Antique Print Restoration: removing text transfer
June 11, 2007 9:02 PM Subscribe
Antique Print Restoration: I have 6 or 7 original c. 1860 Gould humming bird prints. These are large (14" x x21" +/-) hand-colored lithographs. In wonderful condition EXCEPT there is slight black "text transfer" visible on the print. This sometimes happens to antique prints when there was no tissue-guard to separate the print from the text on the opposite facing page.
Does it matter? In decent condition, these particular Gould prints are spendy. Perhaps $600-$2000 each.
I can get these professionally restored for about $200-300 each. But there is a big backlog of work and while the restoration work that the professionals want to do is a good idea in theory, it is beyond the scope of what I think is needed considering the underlying paper is in wonderful condition (not brittle at all and there is no foxing - staining - smudging - watermarks.
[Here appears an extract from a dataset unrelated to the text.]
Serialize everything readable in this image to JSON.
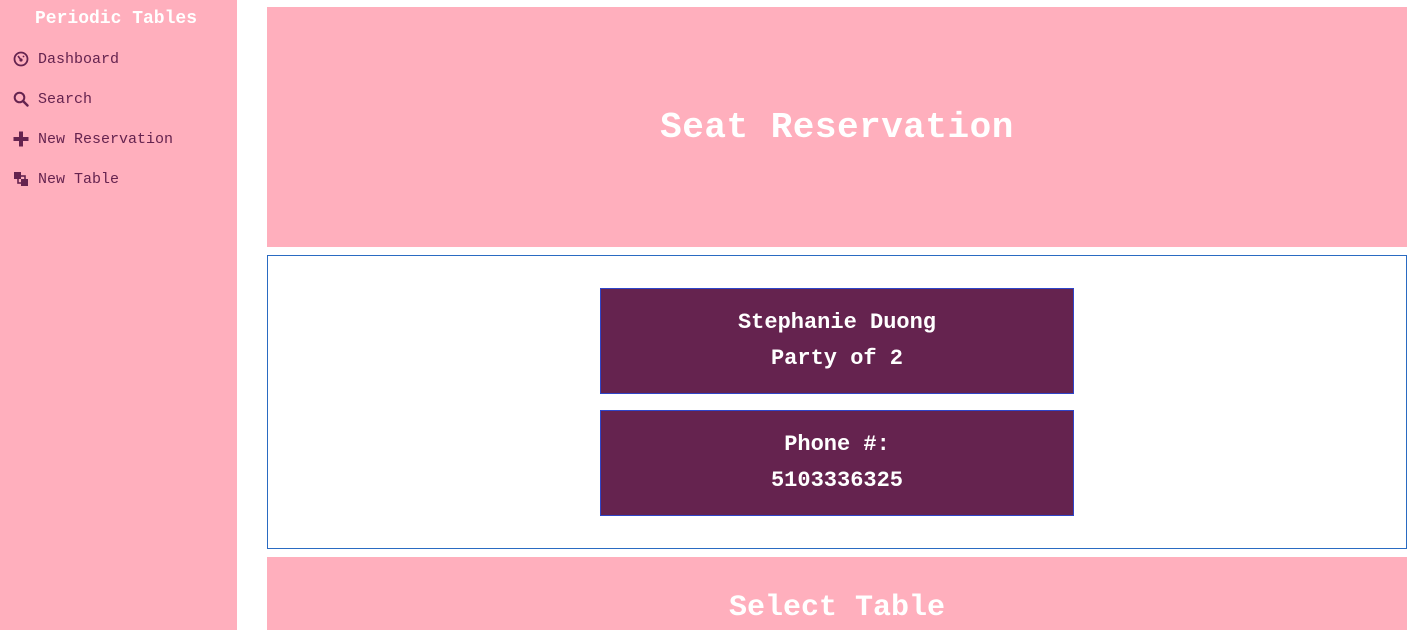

Before someone suggests to dunk it in a weak solution of bleach... yes, that probably would remove the black ink text transfer and leave the image of the print pretty much intact. I've experimented with that on some cheap prints and removed what looked like tea or coffee stains. The fly-in-the-ointment is that this paper is what is called age-toned. It has patina because it is about 150 years old. Bleaching it would remove any trace of that and leave it a stark white. Like stripping a fine piece of furniture, sanding it, and then refinishing it.
My question is if anyone knows of a way to remove the text without bleaching? I am sure that there is, but I can't find any information about it on the internet.